Сергей чуть помолчал.
— Вот такая была атмосфЭра у нас… Сексуальная, так это я еще совсем не все рассказал, там и с соседями, и во дворе чего только не было. В общем, впоследствии к тому, что я увидел в эти вечера, жизнь добавила немногое. Вот разве что одно: как устроено самое заветное женское местечко, я у мамы в подробностях так никогда и не разглядел. Пока вместе мылись, не больно-то туда и заглядывал, а потом только однажды довольно долго видел его совсем близко, сантиметров с тридцати: мама, стоя в проходе между нашими кроватями на прямых ногах, склонилась над дяди Колиным членом, и ее дырочки оказалась как раз напротив моего живота. Но свет падал так, что самое интересное, как всегда, было в глубокой тени, и потому, кроме весьма завлекательного блеска, я ничего углядеть так и не смог, хотя едва не выдал себя неловким движением, присматриваясь. Вот так…
В образовавшуюся паузу тут же вклинилась Рита:
— Хи-хи… А у кого дырку разглядел впервые? У Иришки?
Сергей рассмеялся:
— Нет… Хотя Иришкина самая красивая. Ну, может, только чуть покрасивее твоей!
Рита засмеялась, довольная:
— Угодник дамский… Ну, так все-таки: у кого? У… как их: Дяди Колиных дочек? Всех сразу?
— Смешки тебе…. Там любовь была, настоящая… Ну вас.
Расстроившегося Сергея уговаривали всем коллективом минут пять.
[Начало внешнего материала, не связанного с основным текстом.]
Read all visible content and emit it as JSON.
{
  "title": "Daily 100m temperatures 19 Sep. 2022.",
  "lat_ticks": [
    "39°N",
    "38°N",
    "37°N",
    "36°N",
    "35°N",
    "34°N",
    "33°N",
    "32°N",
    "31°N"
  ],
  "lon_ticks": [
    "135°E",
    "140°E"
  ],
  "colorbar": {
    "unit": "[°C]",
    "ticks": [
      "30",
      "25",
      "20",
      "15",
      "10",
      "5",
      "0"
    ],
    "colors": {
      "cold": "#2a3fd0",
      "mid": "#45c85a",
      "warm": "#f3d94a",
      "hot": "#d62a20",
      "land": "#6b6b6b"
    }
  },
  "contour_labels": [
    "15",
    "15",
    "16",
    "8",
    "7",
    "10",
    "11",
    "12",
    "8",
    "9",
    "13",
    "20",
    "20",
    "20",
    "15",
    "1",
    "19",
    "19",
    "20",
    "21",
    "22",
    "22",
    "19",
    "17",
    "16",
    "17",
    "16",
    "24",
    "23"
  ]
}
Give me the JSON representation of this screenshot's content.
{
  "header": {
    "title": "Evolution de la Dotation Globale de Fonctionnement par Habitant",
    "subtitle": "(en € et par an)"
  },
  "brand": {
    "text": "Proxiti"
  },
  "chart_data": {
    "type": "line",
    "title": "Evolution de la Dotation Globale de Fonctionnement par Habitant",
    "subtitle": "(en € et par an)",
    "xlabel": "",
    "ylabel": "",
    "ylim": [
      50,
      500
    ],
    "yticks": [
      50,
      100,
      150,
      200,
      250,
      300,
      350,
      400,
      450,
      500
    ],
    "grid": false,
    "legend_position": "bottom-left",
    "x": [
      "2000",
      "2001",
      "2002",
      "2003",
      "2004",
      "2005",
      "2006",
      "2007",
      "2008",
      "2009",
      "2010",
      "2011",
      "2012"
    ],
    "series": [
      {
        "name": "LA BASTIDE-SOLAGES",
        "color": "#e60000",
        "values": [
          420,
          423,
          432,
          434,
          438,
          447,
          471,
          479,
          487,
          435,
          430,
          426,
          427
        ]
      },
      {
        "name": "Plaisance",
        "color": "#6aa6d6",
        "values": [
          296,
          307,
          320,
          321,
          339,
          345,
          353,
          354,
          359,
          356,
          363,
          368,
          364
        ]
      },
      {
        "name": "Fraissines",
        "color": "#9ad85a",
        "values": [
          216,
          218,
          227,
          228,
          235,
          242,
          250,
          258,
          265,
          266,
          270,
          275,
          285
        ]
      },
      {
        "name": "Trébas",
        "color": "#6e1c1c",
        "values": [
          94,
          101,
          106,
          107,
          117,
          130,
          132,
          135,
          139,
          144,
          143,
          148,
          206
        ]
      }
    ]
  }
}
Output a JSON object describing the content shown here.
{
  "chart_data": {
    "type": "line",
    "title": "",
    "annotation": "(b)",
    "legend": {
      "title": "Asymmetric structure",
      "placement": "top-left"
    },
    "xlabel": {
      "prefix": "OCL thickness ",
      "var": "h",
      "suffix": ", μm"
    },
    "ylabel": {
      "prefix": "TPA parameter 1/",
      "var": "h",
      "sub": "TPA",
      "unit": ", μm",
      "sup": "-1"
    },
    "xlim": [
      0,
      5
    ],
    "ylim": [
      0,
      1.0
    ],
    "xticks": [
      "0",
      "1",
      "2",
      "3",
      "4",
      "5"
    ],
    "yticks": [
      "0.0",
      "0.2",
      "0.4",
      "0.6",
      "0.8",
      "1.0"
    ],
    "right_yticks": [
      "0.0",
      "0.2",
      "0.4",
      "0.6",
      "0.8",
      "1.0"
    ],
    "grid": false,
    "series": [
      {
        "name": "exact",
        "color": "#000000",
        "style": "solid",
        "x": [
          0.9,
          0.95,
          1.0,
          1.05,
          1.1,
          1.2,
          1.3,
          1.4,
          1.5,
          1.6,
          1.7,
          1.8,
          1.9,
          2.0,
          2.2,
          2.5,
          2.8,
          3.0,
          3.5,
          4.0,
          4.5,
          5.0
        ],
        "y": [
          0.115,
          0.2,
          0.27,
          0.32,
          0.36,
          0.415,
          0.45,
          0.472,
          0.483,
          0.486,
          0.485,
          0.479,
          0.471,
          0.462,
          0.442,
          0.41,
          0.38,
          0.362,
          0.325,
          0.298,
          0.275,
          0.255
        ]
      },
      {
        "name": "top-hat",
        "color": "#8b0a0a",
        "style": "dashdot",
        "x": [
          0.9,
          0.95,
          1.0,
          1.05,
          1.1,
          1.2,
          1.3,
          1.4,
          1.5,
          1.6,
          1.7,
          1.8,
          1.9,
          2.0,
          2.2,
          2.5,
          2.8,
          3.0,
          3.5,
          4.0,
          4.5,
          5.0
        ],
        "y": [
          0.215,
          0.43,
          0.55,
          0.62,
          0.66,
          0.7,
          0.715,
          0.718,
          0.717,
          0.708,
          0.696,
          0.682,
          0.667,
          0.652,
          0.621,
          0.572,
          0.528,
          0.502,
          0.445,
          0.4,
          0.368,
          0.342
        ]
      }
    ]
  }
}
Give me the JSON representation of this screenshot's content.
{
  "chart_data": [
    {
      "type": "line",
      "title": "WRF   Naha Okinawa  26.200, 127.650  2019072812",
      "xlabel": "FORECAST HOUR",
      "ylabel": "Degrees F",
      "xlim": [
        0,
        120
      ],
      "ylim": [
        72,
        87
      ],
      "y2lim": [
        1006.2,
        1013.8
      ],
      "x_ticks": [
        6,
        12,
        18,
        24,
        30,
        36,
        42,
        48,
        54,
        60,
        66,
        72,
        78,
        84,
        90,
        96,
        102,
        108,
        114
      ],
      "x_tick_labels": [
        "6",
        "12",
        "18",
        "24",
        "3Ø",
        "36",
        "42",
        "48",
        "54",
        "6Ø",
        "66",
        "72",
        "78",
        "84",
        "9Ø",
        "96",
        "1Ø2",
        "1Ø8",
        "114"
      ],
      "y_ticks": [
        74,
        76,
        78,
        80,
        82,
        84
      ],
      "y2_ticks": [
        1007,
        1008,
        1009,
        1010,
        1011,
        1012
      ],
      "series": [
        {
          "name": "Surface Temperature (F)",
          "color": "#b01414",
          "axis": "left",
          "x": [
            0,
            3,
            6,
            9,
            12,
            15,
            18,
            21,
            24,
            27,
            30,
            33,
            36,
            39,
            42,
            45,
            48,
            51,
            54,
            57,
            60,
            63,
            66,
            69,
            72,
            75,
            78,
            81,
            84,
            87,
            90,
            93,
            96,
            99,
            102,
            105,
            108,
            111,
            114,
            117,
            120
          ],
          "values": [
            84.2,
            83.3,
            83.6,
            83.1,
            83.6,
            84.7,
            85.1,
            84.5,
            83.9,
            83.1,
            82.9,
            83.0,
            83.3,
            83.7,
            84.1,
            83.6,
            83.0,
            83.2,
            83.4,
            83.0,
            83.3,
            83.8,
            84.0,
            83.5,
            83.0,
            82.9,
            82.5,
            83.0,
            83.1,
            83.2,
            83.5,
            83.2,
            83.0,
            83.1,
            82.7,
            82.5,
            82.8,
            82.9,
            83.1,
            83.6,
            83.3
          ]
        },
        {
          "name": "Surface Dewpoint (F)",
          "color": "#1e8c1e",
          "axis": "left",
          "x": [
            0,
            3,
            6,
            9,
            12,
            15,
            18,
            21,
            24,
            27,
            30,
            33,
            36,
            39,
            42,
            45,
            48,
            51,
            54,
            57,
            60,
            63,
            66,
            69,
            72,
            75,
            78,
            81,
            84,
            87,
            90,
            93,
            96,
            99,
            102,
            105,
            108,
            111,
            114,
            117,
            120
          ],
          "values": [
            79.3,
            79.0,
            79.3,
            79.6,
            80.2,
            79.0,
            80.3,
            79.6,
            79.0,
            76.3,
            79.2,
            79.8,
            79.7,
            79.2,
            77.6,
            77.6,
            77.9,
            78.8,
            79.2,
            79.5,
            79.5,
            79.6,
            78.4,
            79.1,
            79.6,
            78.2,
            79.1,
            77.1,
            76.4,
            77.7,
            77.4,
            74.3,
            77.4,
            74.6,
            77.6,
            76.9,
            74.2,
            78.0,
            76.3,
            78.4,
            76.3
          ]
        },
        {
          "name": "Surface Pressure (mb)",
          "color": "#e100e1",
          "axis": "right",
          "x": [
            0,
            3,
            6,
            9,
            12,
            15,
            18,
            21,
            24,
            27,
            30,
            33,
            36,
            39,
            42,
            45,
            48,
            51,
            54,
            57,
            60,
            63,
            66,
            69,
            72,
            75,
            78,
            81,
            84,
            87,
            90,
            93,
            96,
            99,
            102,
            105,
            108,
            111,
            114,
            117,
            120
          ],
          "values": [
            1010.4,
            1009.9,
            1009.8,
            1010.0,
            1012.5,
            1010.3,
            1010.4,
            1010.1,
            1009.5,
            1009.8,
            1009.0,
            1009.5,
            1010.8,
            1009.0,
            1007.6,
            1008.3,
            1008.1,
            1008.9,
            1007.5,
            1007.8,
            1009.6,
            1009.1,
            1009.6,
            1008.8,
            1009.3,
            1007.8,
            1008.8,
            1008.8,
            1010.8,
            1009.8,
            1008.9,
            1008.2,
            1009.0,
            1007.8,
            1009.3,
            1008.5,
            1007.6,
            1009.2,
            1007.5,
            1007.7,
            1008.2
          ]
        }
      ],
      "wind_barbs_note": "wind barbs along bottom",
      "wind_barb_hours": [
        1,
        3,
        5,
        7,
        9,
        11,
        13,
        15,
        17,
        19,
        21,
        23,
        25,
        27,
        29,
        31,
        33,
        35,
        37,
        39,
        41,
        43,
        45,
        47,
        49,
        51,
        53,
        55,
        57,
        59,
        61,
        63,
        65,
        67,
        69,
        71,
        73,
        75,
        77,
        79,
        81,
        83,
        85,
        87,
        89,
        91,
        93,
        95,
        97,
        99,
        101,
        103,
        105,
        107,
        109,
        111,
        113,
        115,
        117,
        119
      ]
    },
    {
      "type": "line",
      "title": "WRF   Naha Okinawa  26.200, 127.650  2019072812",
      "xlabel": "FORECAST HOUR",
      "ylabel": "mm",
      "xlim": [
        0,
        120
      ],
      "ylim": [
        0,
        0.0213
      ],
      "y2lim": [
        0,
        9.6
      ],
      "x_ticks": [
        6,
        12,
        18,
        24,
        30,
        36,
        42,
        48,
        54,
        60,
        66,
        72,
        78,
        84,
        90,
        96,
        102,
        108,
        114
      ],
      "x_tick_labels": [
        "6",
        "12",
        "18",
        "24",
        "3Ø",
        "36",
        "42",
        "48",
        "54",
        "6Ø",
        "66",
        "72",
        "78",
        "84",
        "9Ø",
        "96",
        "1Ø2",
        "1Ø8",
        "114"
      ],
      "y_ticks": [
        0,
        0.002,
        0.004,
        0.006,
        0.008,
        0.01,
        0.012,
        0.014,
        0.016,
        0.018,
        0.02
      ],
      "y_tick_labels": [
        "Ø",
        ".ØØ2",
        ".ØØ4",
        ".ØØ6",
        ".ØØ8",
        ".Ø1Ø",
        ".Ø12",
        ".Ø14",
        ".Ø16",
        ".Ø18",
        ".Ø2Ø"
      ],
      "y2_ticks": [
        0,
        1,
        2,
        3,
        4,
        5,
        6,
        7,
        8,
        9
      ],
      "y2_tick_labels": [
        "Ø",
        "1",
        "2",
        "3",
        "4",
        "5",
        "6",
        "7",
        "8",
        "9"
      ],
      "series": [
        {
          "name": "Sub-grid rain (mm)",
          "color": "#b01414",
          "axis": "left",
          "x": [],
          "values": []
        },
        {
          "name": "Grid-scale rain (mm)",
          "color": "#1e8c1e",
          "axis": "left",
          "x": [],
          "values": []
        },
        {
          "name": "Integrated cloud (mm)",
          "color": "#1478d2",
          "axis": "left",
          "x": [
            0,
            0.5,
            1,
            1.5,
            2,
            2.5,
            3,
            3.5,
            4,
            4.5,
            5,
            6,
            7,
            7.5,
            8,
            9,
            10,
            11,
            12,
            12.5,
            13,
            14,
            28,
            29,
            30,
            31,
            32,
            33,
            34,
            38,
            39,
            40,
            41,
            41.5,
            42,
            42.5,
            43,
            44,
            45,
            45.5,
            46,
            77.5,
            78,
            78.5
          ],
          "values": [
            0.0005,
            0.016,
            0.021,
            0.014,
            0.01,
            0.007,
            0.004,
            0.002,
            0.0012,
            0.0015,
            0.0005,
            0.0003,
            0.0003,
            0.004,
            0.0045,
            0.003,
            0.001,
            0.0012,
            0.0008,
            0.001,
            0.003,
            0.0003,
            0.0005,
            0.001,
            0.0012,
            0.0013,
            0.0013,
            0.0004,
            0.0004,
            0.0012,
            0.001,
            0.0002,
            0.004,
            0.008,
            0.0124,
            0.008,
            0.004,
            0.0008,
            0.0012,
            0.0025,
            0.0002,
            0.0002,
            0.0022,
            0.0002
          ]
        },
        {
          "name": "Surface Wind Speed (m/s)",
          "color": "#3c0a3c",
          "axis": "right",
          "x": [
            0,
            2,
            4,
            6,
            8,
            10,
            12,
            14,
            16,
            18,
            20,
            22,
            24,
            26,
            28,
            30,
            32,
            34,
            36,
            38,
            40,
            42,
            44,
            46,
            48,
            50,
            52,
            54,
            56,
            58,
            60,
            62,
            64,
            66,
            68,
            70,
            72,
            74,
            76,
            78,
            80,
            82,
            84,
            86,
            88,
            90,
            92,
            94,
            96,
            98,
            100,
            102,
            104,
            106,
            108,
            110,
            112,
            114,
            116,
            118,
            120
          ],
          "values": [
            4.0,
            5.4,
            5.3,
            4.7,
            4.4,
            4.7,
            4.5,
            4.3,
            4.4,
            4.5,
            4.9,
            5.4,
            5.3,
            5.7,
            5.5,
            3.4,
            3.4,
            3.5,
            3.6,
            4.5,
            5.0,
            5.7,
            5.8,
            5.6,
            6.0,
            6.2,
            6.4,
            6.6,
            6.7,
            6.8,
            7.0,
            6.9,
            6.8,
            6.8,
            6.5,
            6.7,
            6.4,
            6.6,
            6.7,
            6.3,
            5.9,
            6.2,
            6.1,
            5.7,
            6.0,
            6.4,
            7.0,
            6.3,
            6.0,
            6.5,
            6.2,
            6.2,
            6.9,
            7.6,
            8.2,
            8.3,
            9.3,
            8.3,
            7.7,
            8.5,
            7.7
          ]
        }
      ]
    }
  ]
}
И, наверное, так бы и не уговорили, если бы похотушка Ирка, плюнув, не попыталась утащить мужа и друзей «у койку». Поглядев на чуть ли не подпрыгивающую от сексуального энтузиазма жену, Сергей плюнул, вредно проворчал: «Все б вам, куры, под петухом квохтать», и обернулся к Рите:
— Ладно, расскажу, раз просишь… Отдельная история, тоже с Николаем Абрамовичем связанная.
Теперь пришла очередь обижаться Ирке, но она быстро поняла, что народ, кроме нее, и впрямь к разврату пока не готов, а потому вынуждена была сначала смириться. А потом и впрямь успокоиться: письки еще почешем, а стих на Сережу находит не каждый раз. Еще, может, чего и сдаст ею не знаемого, что тоже не вредно для случаев, когда самой повредничать надо.